The story actually began sometime in 1942 when a young Georgia man named Fred Reed (Miriam’s younger brother) burst into a barracks at Fort Lewis, Washington with some other Southern recruits and in a good-natured, yet boisterous, way announced that the Rebels had arrived.
Henry, at the time, had been napping on his cot and did not take kindly to being awakened. Apparently, words were exchanged between Henry and Fred, though there is no indication that they came to blows. The two were separated and the incident was over, but not the connection between the two men.
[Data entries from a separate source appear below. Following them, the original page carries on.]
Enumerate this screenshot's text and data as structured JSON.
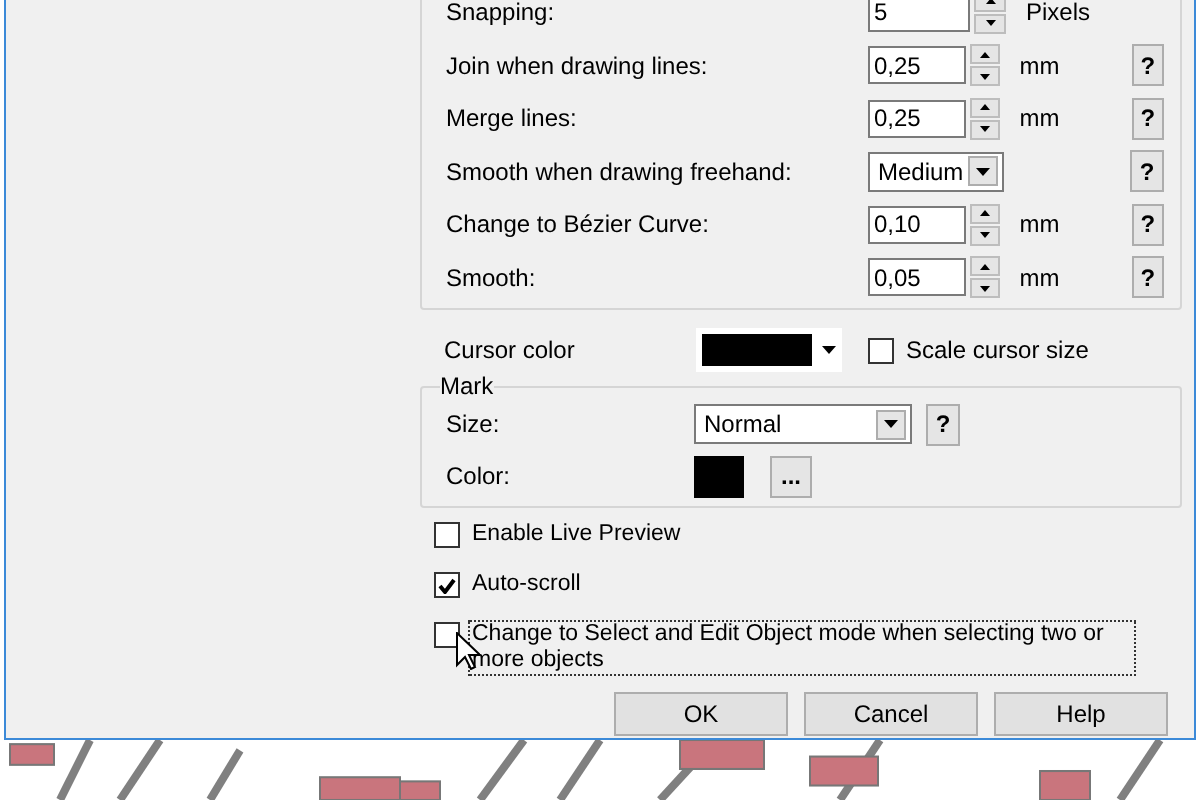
{
  "settings": [
    {
      "label": "Snapping:",
      "kind": "spin",
      "value": "5",
      "unit": "Pixels"
    },
    {
      "label": "Join when drawing lines:",
      "kind": "spin",
      "value": "0,25",
      "unit": "mm",
      "help": "?"
    },
    {
      "label": "Merge lines:",
      "kind": "spin",
      "value": "0,25",
      "unit": "mm",
      "help": "?"
    },
    {
      "label": "Smooth when drawing freehand:",
      "kind": "select",
      "value": "Medium",
      "help": "?"
    },
    {
      "label": "Change to Bézier Curve:",
      "kind": "spin",
      "value": "0,10",
      "unit": "mm",
      "help": "?"
    },
    {
      "label": "Smooth:",
      "kind": "spin",
      "value": "0,05",
      "unit": "mm",
      "help": "?"
    }
  ],
  "cursor": {
    "label": "Cursor color",
    "color": "#000000",
    "scale": {
      "label": "Scale cursor size",
      "checked": false
    }
  },
  "mark": {
    "title": "Mark",
    "size_label": "Size:",
    "size_value": "Normal",
    "help": "?",
    "color_label": "Color:",
    "color": "#000000",
    "browse": "..."
  },
  "options": [
    {
      "label": "Enable Live Preview",
      "checked": false,
      "focused": false
    },
    {
      "label": "Auto-scroll",
      "checked": true,
      "focused": false
    },
    {
      "label": "Change to Select and Edit Object mode when selecting two or more objects",
      "checked": false,
      "focused": true
    }
  ],
  "buttons": [
    "OK",
    "Cancel",
    "Help"
  ]
}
Sometime later the two men got together and apologized to each other and in an unlikely scenario went on to become close friends. Fred was an outgoing young man, while Henry, about ten years older, was a quiet and reserved man. The two men enjoyed “horsing” around together, but their real bond may have been that they both valued a man of his word and were closely tied to their respective families. The war eventually led them to Europe with the 203rd General Hospital where they were part of the motor pool. As part of the Normandy Campaign they saw their share of warfare, before finishing the war serving at a military hospital in Paris.
|Henry Singer (left)|
While none of their correspondence has ever been found, a relationship obviously developed. Henry was discharged from the Army at Fort Lewis in December of 1945.
|Wedding Day, 1946|
For the first four years of their marriage Henry and Miriam alternated between living in Washington and Georgia. Weather conditions often limited Henry’s work as a house mover during the winter, so they would relocate to Georgia, often staying with Miriam’s parents on Victory Drive in Savannah while Henry found work around town.
On January 7, 1948 their first child, Henry, Jr., was born. The arrival of a child made seasonal relocations less feasible. In 1950, Henry, Miriam, and Henry, Jr., returned to Washington to live permanently. With the construction of the Interstate Highway system and growing local communities Henry found steady work in the house moving trade. He continued in that employ until injury forced his retirement at the age of 60.
Henry and family settled in the town of Mount Vernon, the economic hub of the fertile Skagit Valley. Though it was the largest town in the area, the population of 8,000 was a far cry from bustling Savannah. For Miriam, the gray, cloudy days, cool temperatures and rural environment were a challenge. She dreamed of the day that the family would be able to return to Georgia. However, with the birth of two more children, daughters Anne Elizabeth (1953) and June (1957), her life in Mount Vernon became ever more permanent.
By the time Miriam returned for visits to Savannah in the 1960s and 1970s, the South she knew had changed. Though she loved her memories of Savannah throughout her life, she realized that with her family and friends, she was now more closely tied to Washington than Georgia.
Henry and Miriam delighted in their roles as parents and eventually grandparents. They faced all of life’s challenges with their children and grandchildren at the forefront of their thoughts. Henry passed away in November, 1980. Miriam continued to live in their home until her passing in April, 1999. During the intervening years Miriam, though missing Henry, remained active, nurturing grandchildren and sharing time with family.
Henry and Miriam are buried side by side in the IOOF Cemetery in Mount Vernon, Washington. The relationship that began in 1942 never wavered. Henry and Miriam shared life’s joys and sorrows together, inseparable in their affection for each other and for their family.
|Miriam Reed Singer|
Mount Vernon, Washington, 1996
|Henry and Marlene Singer|
His lineage: Samuel Reed and Mary Clark > Hugh Reed and Jane McSpeddon > James Reed and Anne Tyler > James A. Reed and Gertrude Easterling > Marcus Reed and Annie Garrick > Miriam Reed and Henry Singer > Henry Singer, Jr.